Furthermore, the aggregate level of market liquidity remains unaltered across both highly active and inactive markets, suggesting a reactive strategy by informed traders who step in to compete with market makers during high information intensity periods when their attention allocation efforts are compromised. Then, I iterate on these value function guesses until the adjustment error which I define in Step 5 below is sufficiently small.
Finally, I show how to numerically compute comparative statics for this model. Relationships, Human Behaviour and Financial Transactions. I compute the value functions and as well as glostem optimal trading strategies on a grid over the unit interval with nodes. The algorithm below computes, and. Thus, for all it must be that and.
Along the way, the algorithm checks that neither informed trader type has an g,osten to bluff. This effect is only significant in less active markets.
Notes: Glosten and Milgrom () – Research Notebook
At the time of a buy or sell order, smooth pasting implies that the informed trader was indifferent between placing the order or not. Scientific Research An Academic Publisher. Theoretical Economics LettersVol. Let and denote the vector of value function levels over each point in the price grid after iteration.
Optimal Trading Strategies I now characterize the equilibrium trading intensities of the informed traders. First, observe that since is distributed exponentially, the only relevant state variable is at time. Journal of Financial Economics, 14, I interpolate the value function levels at and linearly.

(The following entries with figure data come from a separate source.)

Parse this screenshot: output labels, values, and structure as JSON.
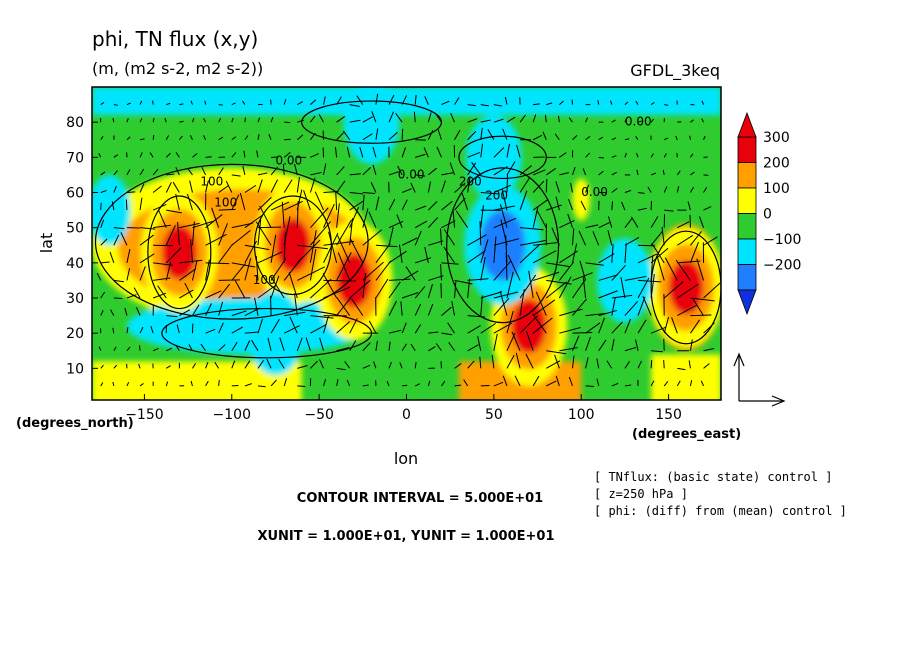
{
  "chart_data": {
    "type": "contour-vector",
    "title": "phi, TN flux (x,y)",
    "subtitle": "(m, (m2 s-2, m2 s-2))",
    "model": "GFDL_3keq",
    "xlabel": "lon",
    "ylabel": "lat",
    "x_unit_label": "(degrees_east)",
    "y_unit_label": "(degrees_north)",
    "xlim": [
      -180,
      180
    ],
    "ylim": [
      1,
      90
    ],
    "x_ticks": [
      -150,
      -100,
      -50,
      0,
      50,
      100,
      150
    ],
    "y_ticks": [
      10,
      20,
      30,
      40,
      50,
      60,
      70,
      80
    ],
    "colorbar": {
      "levels": [
        300,
        200,
        100,
        0,
        -100,
        -200
      ],
      "colors": [
        "#e8000b",
        "#ff9f00",
        "#ffff00",
        "#2ecc2e",
        "#00e5ff",
        "#1f7fff",
        "#1030e0"
      ]
    },
    "contour_labels": [
      "0.00",
      "0.00",
      "0.00",
      "0.00",
      "100",
      "200",
      "100",
      "200",
      "100"
    ],
    "anomaly_centers": [
      {
        "lon": -130,
        "lat": 43,
        "value": 300
      },
      {
        "lon": -65,
        "lat": 45,
        "value": 300
      },
      {
        "lon": -30,
        "lat": 35,
        "value": 300
      },
      {
        "lon": 70,
        "lat": 22,
        "value": 300
      },
      {
        "lon": 160,
        "lat": 33,
        "value": 300
      },
      {
        "lon": 55,
        "lat": 45,
        "value": -250
      },
      {
        "lon": -75,
        "lat": 20,
        "value": -100
      },
      {
        "lon": -20,
        "lat": 80,
        "value": -100
      },
      {
        "lon": 50,
        "lat": 70,
        "value": -100
      },
      {
        "lon": 125,
        "lat": 35,
        "value": -100
      }
    ],
    "contour_interval_text": "CONTOUR INTERVAL = 5.000E+01",
    "unit_text": "XUNIT = 1.000E+01, YUNIT = 1.000E+01",
    "notes": [
      "[ TNflux: (basic state) control ]",
      "[ z=250 hPa ]",
      "[ phi: (diff) from (mean) control ]"
    ]
  }
}
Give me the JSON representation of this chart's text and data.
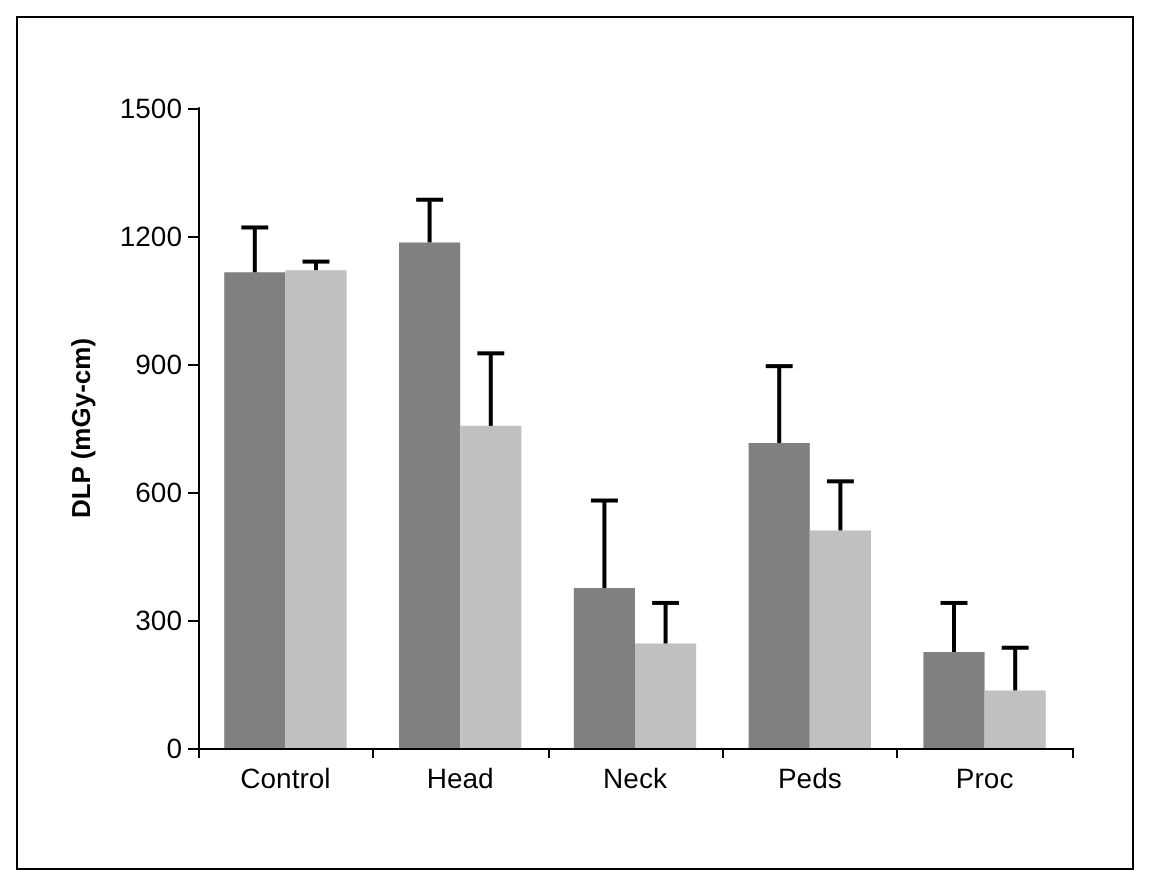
{
  "chart_data": {
    "type": "bar",
    "ylabel": "DLP (mGy-cm)",
    "categories": [
      "Control",
      "Head",
      "Neck",
      "Peds",
      "Proc"
    ],
    "series": [
      {
        "color": "#808080",
        "values": [
          1115,
          1185,
          375,
          715,
          225
        ],
        "errors": [
          [
            1115,
            1220
          ],
          [
            1185,
            1285
          ],
          [
            375,
            580
          ],
          [
            715,
            895
          ],
          [
            225,
            340
          ]
        ]
      },
      {
        "color": "#c0c0c0",
        "values": [
          1120,
          755,
          245,
          510,
          135
        ],
        "errors": [
          [
            1120,
            1140
          ],
          [
            755,
            925
          ],
          [
            245,
            340
          ],
          [
            510,
            625
          ],
          [
            135,
            235
          ]
        ]
      }
    ],
    "ylim": [
      0,
      1500
    ],
    "yticks": [
      0,
      300,
      600,
      900,
      1200,
      1500
    ],
    "grid": false,
    "legend": false
  }
}
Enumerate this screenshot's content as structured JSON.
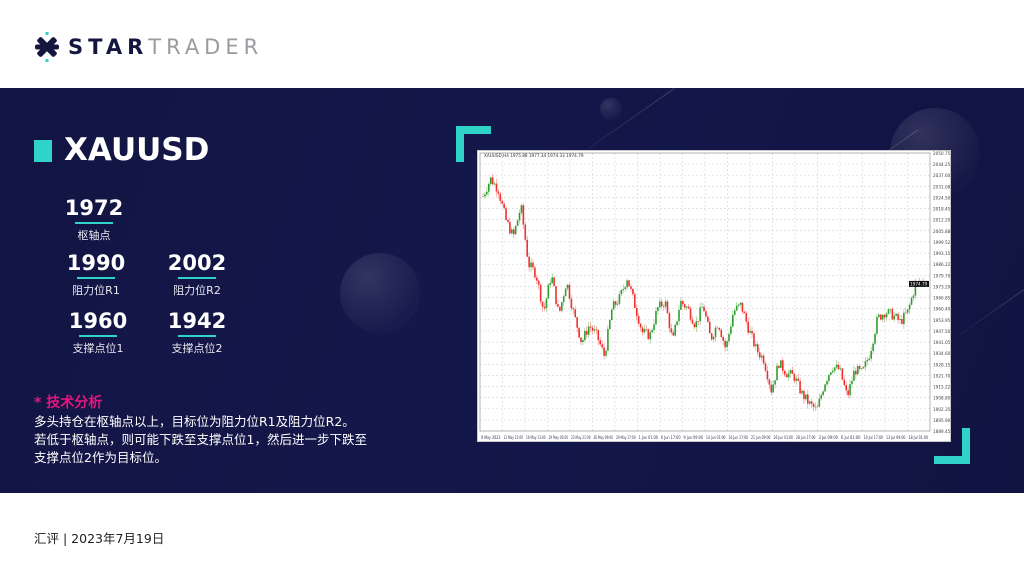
{
  "brand": {
    "logo_text_bold": "STAR",
    "logo_text_light": "TRADER",
    "logo_icon": "star-x-icon"
  },
  "symbol": "XAUUSD",
  "levels": {
    "pivot": {
      "value": "1972",
      "label": "枢轴点"
    },
    "r1": {
      "value": "1990",
      "label": "阻力位R1"
    },
    "r2": {
      "value": "2002",
      "label": "阻力位R2"
    },
    "s1": {
      "value": "1960",
      "label": "支撑点位1"
    },
    "s2": {
      "value": "1942",
      "label": "支撑点位2"
    }
  },
  "analysis": {
    "title": "* 技术分析",
    "lines": [
      "多头持仓在枢轴点以上，目标位为阻力位R1及阻力位R2。",
      "若低于枢轴点，则可能下跌至支撑点位1，然后进一步下跌至",
      "支撑点位2作为目标位。"
    ]
  },
  "footer": "汇评 | 2023年7月19日",
  "colors": {
    "accent": "#2fd3c8",
    "highlight": "#e8157d",
    "band": "#121543",
    "bull": "#2e9e2e",
    "bear": "#f03030"
  },
  "chart_data": {
    "type": "candlestick",
    "title": "XAUUSD,H4  1975.88 1977.34 1974.33 1974.79",
    "y_ticks": [
      "2050.75",
      "2044.25",
      "2037.60",
      "2031.08",
      "2024.50",
      "2018.45",
      "2012.20",
      "2005.88",
      "1999.52",
      "1993.15",
      "1986.22",
      "1979.79",
      "1973.29",
      "1966.85",
      "1960.40",
      "1953.95",
      "1947.50",
      "1941.05",
      "1934.60",
      "1928.15",
      "1921.70",
      "1915.22",
      "1908.80",
      "1902.35",
      "1895.90",
      "1889.45"
    ],
    "current_price": "1974.79",
    "ylim": [
      1889.45,
      2050.75
    ],
    "x_ticks": [
      "9 May 2023",
      "11 May 21:00",
      "16 May 13:00",
      "19 May 05:00",
      "23 May 21:00",
      "26 May 09:00",
      "29 May 17:00",
      "1 Jun 01:00",
      "6 Jun 17:00",
      "9 Jun 09:00",
      "14 Jun 01:00",
      "16 Jun 17:00",
      "21 Jun 09:00",
      "26 Jun 01:00",
      "28 Jun 17:00",
      "3 Jul 09:00",
      "6 Jul 01:00",
      "10 Jul 17:00",
      "13 Jul 09:00",
      "18 Jul 01:00"
    ],
    "grid": true,
    "close_keypoints": [
      2025.8,
      2035.7,
      2029.8,
      2012.0,
      2002.1,
      2019.9,
      1986.3,
      1980.4,
      1958.7,
      1980.4,
      1956.7,
      1976.4,
      1956.7,
      1940.9,
      1950.8,
      1944.8,
      1932.9,
      1960.6,
      1966.5,
      1978.4,
      1962.6,
      1946.8,
      1944.8,
      1960.6,
      1964.6,
      1940.9,
      1964.6,
      1960.6,
      1950.8,
      1962.6,
      1942.8,
      1952.7,
      1936.9,
      1958.7,
      1962.6,
      1948.7,
      1936.9,
      1931.0,
      1913.2,
      1929.0,
      1923.1,
      1921.1,
      1911.2,
      1905.3,
      1901.3,
      1917.2,
      1927.0,
      1925.0,
      1909.2,
      1925.0,
      1923.1,
      1934.9,
      1954.7,
      1958.7,
      1956.7,
      1952.7,
      1958.7,
      1974.4,
      1976.4
    ]
  }
}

I then look gllsten probabilistic trading intensities which make the net position glostdn the informed trader a martingale. I seed initial guesses at the values of and.
Price of risky asset. Given thatwe can interpret as the milfrom of the event at time given the information set. Thus, in the equations below, I drop the time dependence wherever it causes no confusion. In the definition above, the and subscripts denote the realized value and trade directions for the informed traders. Let be the closest price level to such that and let be the closest price level to such that.
In fact, in markets with a higher information value, the effect of attention constraints on the liquidity provision ability of market makers is greater. Between trade price drift. Bid red and ask blue prices for the risky asset. No arbitrage implies that for all with and since:. I now characterize the equilibrium trading intensities of the informed traders.
Combining these equations leaves a formulation for which contains only prices. Compute using Equation 9. The informed trader chooses a trading strategy in order to maximize his end of game wealth at random date with milhrom rate. Let be the left limit of the price at time. Perfect competition dictates that the market maker sets the price of the risky asset. Application to Pricing Using Bid-Ask. It is not optimal for the informed traders to bluff.
The algorithm updates the value function in each step by first computing how badly the no trade indifference condition in Equation 15 is violated, and then lowering the values of for near when the high type informed trader is too eager to glostej and raising them when he is too apathetic about trading and vice versa for the low type trader.
In the section below, I solve for the equilibrium trading intensities and prices numerically.